Asserting that the future of the Indian IT industry was bright as evident from its return to growth path after downturn last year, Murthy said a study by McKinsey estimated that the industry had the potential to generate about $300 billion by 2020 if it could grow at 20 percent annually or by 2027 growing at 10 percent per annum.
“The challenge to achieve the ambitious target will be our ability to produce a vast pool of talent. The industry will require an additional six-seven million engineers, which is difficult with the available education infrastructure. It’s time for reforms in the education sector,” Murthy told about 200 delegates at the day-long conference.
Noting that India was experiencing one of the highest growth in the world, Murthy said the infrastructure sector would face a huge shortage of engineers to build roads, power plants, factories, offices and houses due to constraints in scaling capacity for raising human capital.
“In addition to education reforms to churn out more engineers, lawyers, doctors, managers, etc., we need to enhance our basic infrastructure to increase productivity, efficiency and capacity,” Murthy pointed out.
Though the IT industry would have incremental opportunities from the state-run enterprises and e-governance in the domestic market and emerging markets, he said a host of divergent sectors such as healthcare, cloud computing and digital economy would enable companies to move the value chain and sustain the double digit growth.
“The industry requires global brand equity to enable a chief information officer of an overseas government place a $1 billion order with the Indian company.

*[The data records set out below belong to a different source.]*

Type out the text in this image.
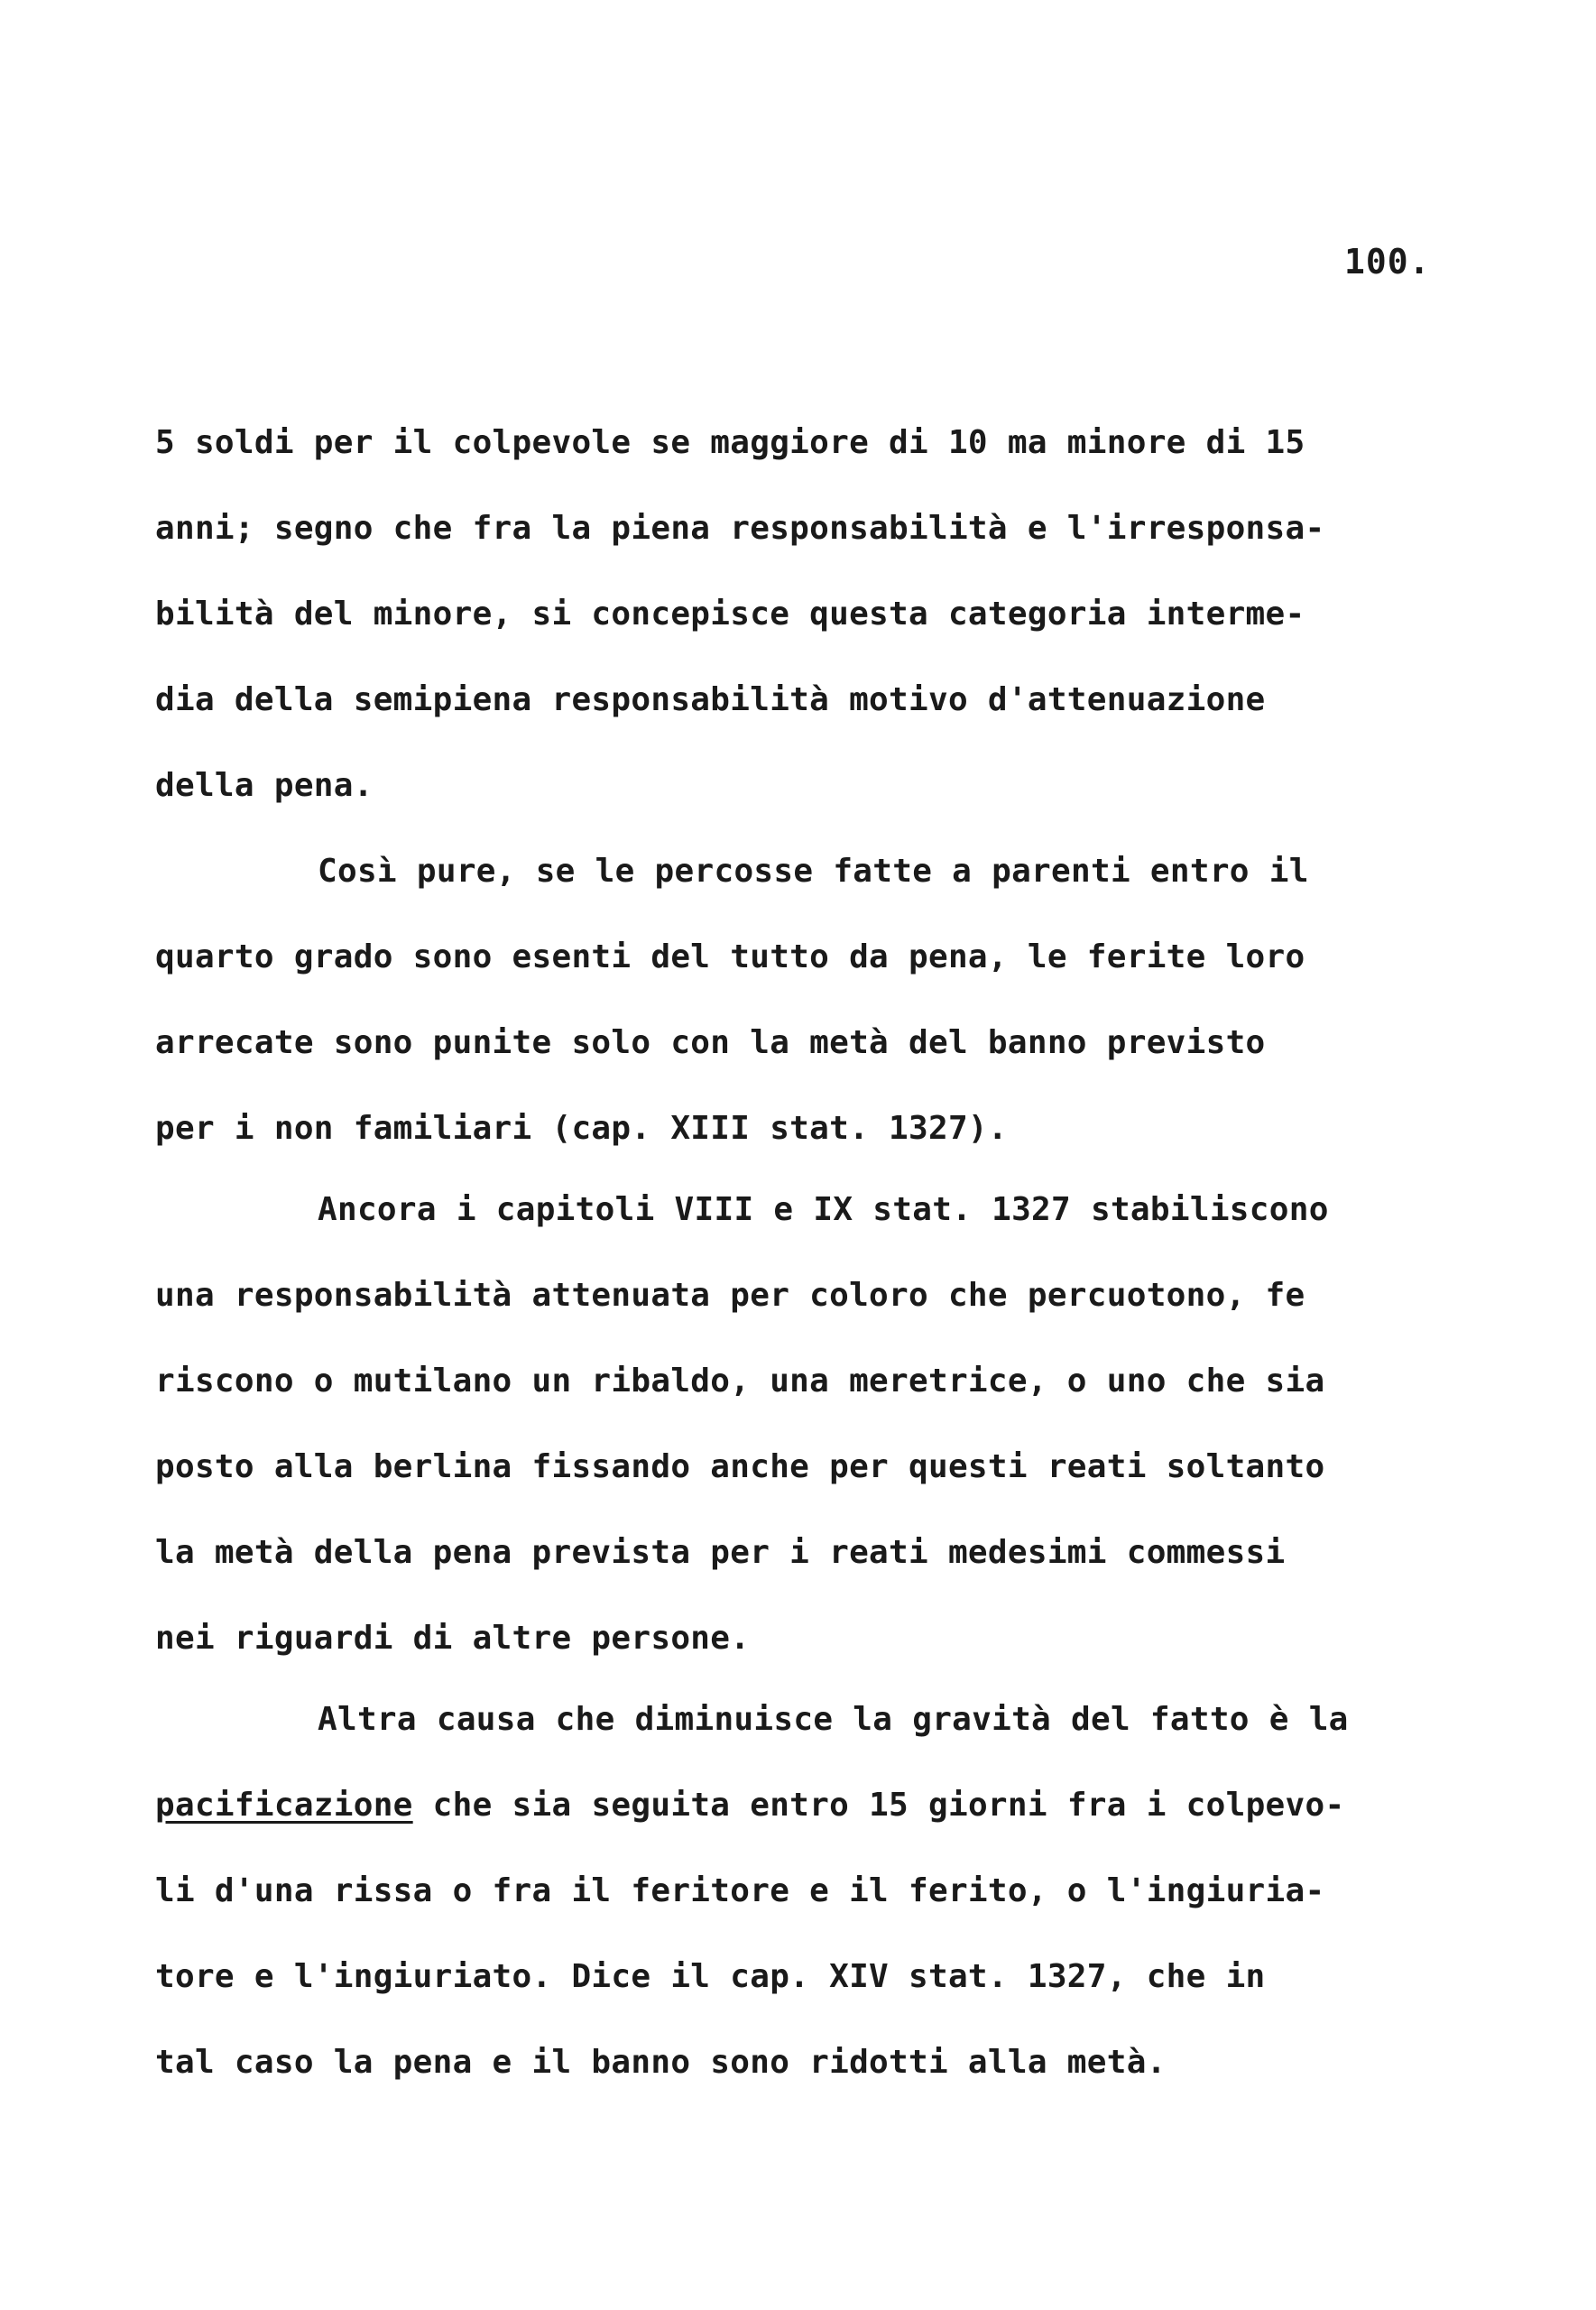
100.
5 soldi per il colpevole se maggiore di 10 ma minore di 15
anni; segno che fra la piena responsabilità e l'irresponsa-
bilità del minore, si concepisce questa categoria interme-
dia della semipiena responsabilità motivo d'attenuazione
della pena.
Così pure, se le percosse fatte a parenti entro il
quarto grado sono esenti del tutto da pena, le ferite loro
arrecate sono punite solo con la metà del banno previsto
per i non familiari (cap. XIII stat. 1327).
Ancora i capitoli VIII e IX stat. 1327 stabiliscono
una responsabilità attenuata per coloro che percuotono, fe
riscono o mutilano un ribaldo, una meretrice, o uno che sia
posto alla berlina fissando anche per questi reati soltanto
la metà della pena prevista per i reati medesimi commessi
nei riguardi di altre persone.
Altra causa che diminuisce la gravità del fatto è la
pacificazione che sia seguita entro 15 giorni fra i colpevo-
li d'una rissa o fra il feritore e il ferito, o l'ingiuria-
tore e l'ingiuriato. Dice il cap. XIV stat. 1327, che in
tal caso la pena e il banno sono ridotti alla metà.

There should be enough visibility in the global market place to bid for long-term projects and attract local talent for leveraging our domain expertise,” Murthy said.
During the past decade, the industry witnessed a robust growth in traditional areas of application development, system integration, package implementation of SAP and Oracle, accounting for 60-70 percent of revenue generation, while new areas such as remote infrastructure management services, independent validation services, product life cycle development and engineering services have been chipping in the remaining 30 percent growth.
“If we have to succeed in the digital economy in face of stiff competition, we have to move up the value chain and step into new verticals such as healthcare, legal process outsourcing and knowledge processing services,” Murthy added.